La publicación de este Plan de inspección está acompañada de un decálogo básico que recoge los puntos más relevantes de la normativa de protección de datos orientados al personal sanitario y administrativo de los centros, con el objetivo final de elevar el nivel de cumplimiento y generar confianza en las actuaciones de las instituciones sanitarias tanto en el ámbito asistencial como en el de la investigación.
La evaluación publicada se ha realizado en hospitales públicos gestionados de forma directa e indirecta, si bien las conclusiones y las más de 35 recomendaciones extraídas son aplicables a todo tipo de centros sanitarios.
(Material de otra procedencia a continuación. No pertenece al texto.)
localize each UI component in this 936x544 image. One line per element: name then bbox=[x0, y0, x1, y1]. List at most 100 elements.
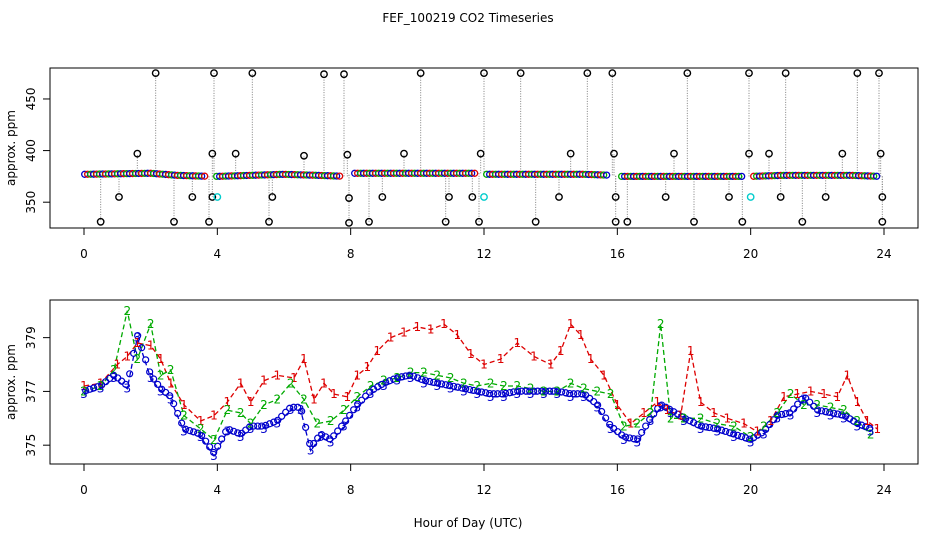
series-symbol-3: 3 bbox=[527, 387, 535, 401]
y-tick-label: 400 bbox=[24, 139, 38, 162]
series-3-point bbox=[150, 375, 158, 383]
series-symbol-2: 2 bbox=[774, 406, 782, 420]
series-3-point bbox=[510, 388, 518, 396]
spike-point bbox=[208, 149, 217, 158]
series-3-point bbox=[730, 430, 738, 438]
series-3-point bbox=[286, 404, 294, 412]
series-symbol-3: 3 bbox=[287, 403, 295, 417]
series-3-point bbox=[570, 390, 578, 398]
series-symbol-2: 2 bbox=[287, 376, 295, 390]
series-symbol-2: 2 bbox=[407, 366, 415, 380]
series-symbol-1: 1 bbox=[697, 395, 705, 409]
series-symbol-1: 1 bbox=[844, 368, 852, 382]
series-3-point bbox=[254, 422, 262, 430]
spike-point bbox=[133, 149, 142, 158]
spike-point bbox=[531, 217, 540, 226]
series-3-point bbox=[690, 419, 698, 427]
series-symbol-2: 2 bbox=[434, 368, 442, 382]
x-tick-label: 24 bbox=[876, 483, 891, 497]
baseline-point bbox=[870, 172, 878, 180]
series-symbol-2: 2 bbox=[134, 352, 142, 366]
series-symbol-1: 1 bbox=[364, 360, 372, 374]
series-3-point bbox=[230, 427, 238, 435]
series-symbol-3: 3 bbox=[110, 371, 118, 385]
series-symbol-2: 2 bbox=[237, 406, 245, 420]
series-3-point bbox=[562, 389, 570, 397]
series-3-point bbox=[446, 381, 454, 390]
series-symbol-1: 1 bbox=[794, 387, 802, 401]
series-3-point bbox=[442, 381, 450, 389]
series-symbol-3: 3 bbox=[620, 433, 628, 447]
series-3-point bbox=[478, 388, 486, 396]
spike-point bbox=[670, 149, 678, 158]
series-3-point bbox=[314, 434, 322, 442]
series-3-point bbox=[622, 433, 630, 441]
series-3-point bbox=[810, 402, 818, 410]
x-tick-label: 20 bbox=[743, 483, 758, 497]
series-3-point bbox=[578, 390, 586, 398]
series-symbol-1: 1 bbox=[274, 368, 282, 382]
series-3-point bbox=[122, 380, 130, 388]
series-symbol-1: 1 bbox=[754, 425, 762, 439]
baseline-point bbox=[336, 172, 344, 180]
series-symbol-3: 3 bbox=[747, 435, 755, 449]
series-3-point bbox=[334, 427, 342, 435]
series-3-point bbox=[782, 410, 790, 418]
series-symbol-3: 3 bbox=[567, 390, 575, 404]
series-symbol-3: 3 bbox=[554, 387, 562, 401]
spike-point bbox=[683, 69, 692, 78]
series-3-point bbox=[210, 448, 218, 457]
spike-point bbox=[343, 150, 352, 159]
series-symbol-1: 1 bbox=[820, 387, 828, 401]
series-3-point bbox=[606, 420, 614, 429]
series-3-point bbox=[818, 407, 826, 415]
spike-point bbox=[416, 69, 425, 78]
spike-point bbox=[566, 149, 575, 158]
series-symbol-2: 2 bbox=[620, 419, 628, 433]
series-3-point bbox=[558, 388, 566, 396]
series-symbol-1: 1 bbox=[80, 379, 88, 393]
cyan-point bbox=[213, 193, 222, 201]
series-3-point bbox=[826, 408, 834, 417]
series-symbol-1: 1 bbox=[724, 411, 732, 425]
series-symbol-3: 3 bbox=[307, 444, 315, 458]
y-tick-label: 450 bbox=[24, 88, 38, 111]
top-panel: approx. ppm 0 4 8 12 16 20 24 350 400 450 bbox=[4, 67, 919, 261]
series-symbol-1: 1 bbox=[290, 371, 298, 385]
series-3-point bbox=[474, 387, 482, 395]
series-symbol-2: 2 bbox=[224, 403, 232, 417]
series-3-point bbox=[830, 409, 838, 417]
series-3-point bbox=[94, 383, 102, 391]
series-3-point bbox=[602, 414, 610, 422]
series-symbol-1: 1 bbox=[864, 414, 872, 428]
spike-point bbox=[555, 193, 563, 201]
series-symbol-3: 3 bbox=[340, 419, 348, 433]
series-3-point bbox=[590, 397, 598, 406]
series-symbol-3: 3 bbox=[657, 401, 665, 415]
series-symbol-1: 1 bbox=[414, 320, 422, 334]
series-symbol-3: 3 bbox=[647, 414, 655, 428]
series-3-point bbox=[262, 421, 270, 429]
spike-point bbox=[400, 149, 408, 158]
series-symbol-3: 3 bbox=[854, 419, 862, 433]
series-symbol-1: 1 bbox=[767, 414, 775, 428]
series-symbol-3: 3 bbox=[667, 406, 675, 420]
series-3-point bbox=[306, 439, 314, 448]
baseline-point bbox=[471, 169, 479, 177]
series-3-point bbox=[362, 392, 370, 400]
series-3-point bbox=[854, 419, 862, 428]
series-3-point bbox=[466, 385, 474, 394]
series-symbol-1: 1 bbox=[664, 403, 672, 417]
series-3-point bbox=[270, 418, 278, 426]
spike-point bbox=[365, 217, 373, 226]
series-3-point bbox=[722, 427, 730, 436]
series-symbol-3: 3 bbox=[124, 382, 132, 396]
spike-point bbox=[480, 69, 488, 78]
series-symbol-3: 3 bbox=[134, 331, 142, 345]
series-symbol-3: 3 bbox=[367, 387, 375, 401]
series-symbol-2: 2 bbox=[394, 371, 402, 385]
series-symbol-3: 3 bbox=[774, 411, 782, 425]
series-3-point bbox=[726, 429, 734, 437]
series-3-point bbox=[358, 396, 366, 404]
En este sentido, hay que destacar que los datos de salud se encuentran incluidos en el Reglamento General de Protección de Datos (RGPD), que será aplicable el 25 de mayo de 2018, entre los catalogados como “categorías especiales”, cuyo tratamiento exige garantías reforzadas.
Con el diagnóstico derivado de este informe, la AEPD −que ya lo ha presentado a las Comunidades Autónomas en el marco de la Subcomisión de Sistemas de Información del Sistema Nacional de Salud− ofrece un punto de referencia para que el sector sanitario pueda abordar la adaptación de sus sistemas y procedimientos a los nuevos requerimientos que impone el RGPD.
Servicios hospitalarios inspeccionados
El informe está centrado en la auditoría de los aspectos en los que se detectaron carencias en los planes de inspección realizados en 1995 y 2010 y, en concreto, en las medidas de seguridad implementadas. Para ello, se han auditado hospitales que, partiendo de una situación de historia clínica en papel, la han transferido a formato electrónico; hospitales que conservan todavía la historia clínica en papel y que están inmersos en procesos de automatización, y hospitales que cuentan con historia clínica electrónica desde su creación. Entre los servicios hospitalarios inspeccionados se encuentran: Admisión, Urgencias, Consultas Externas, Anatomía Patológica, Unidad de Cuidados Intensivos, Laboratorio de Análisis Clínicos, Farmacia Hospitalaria, Departamento de Informática, Atención al Paciente, Servicios Sociales y Biobanco.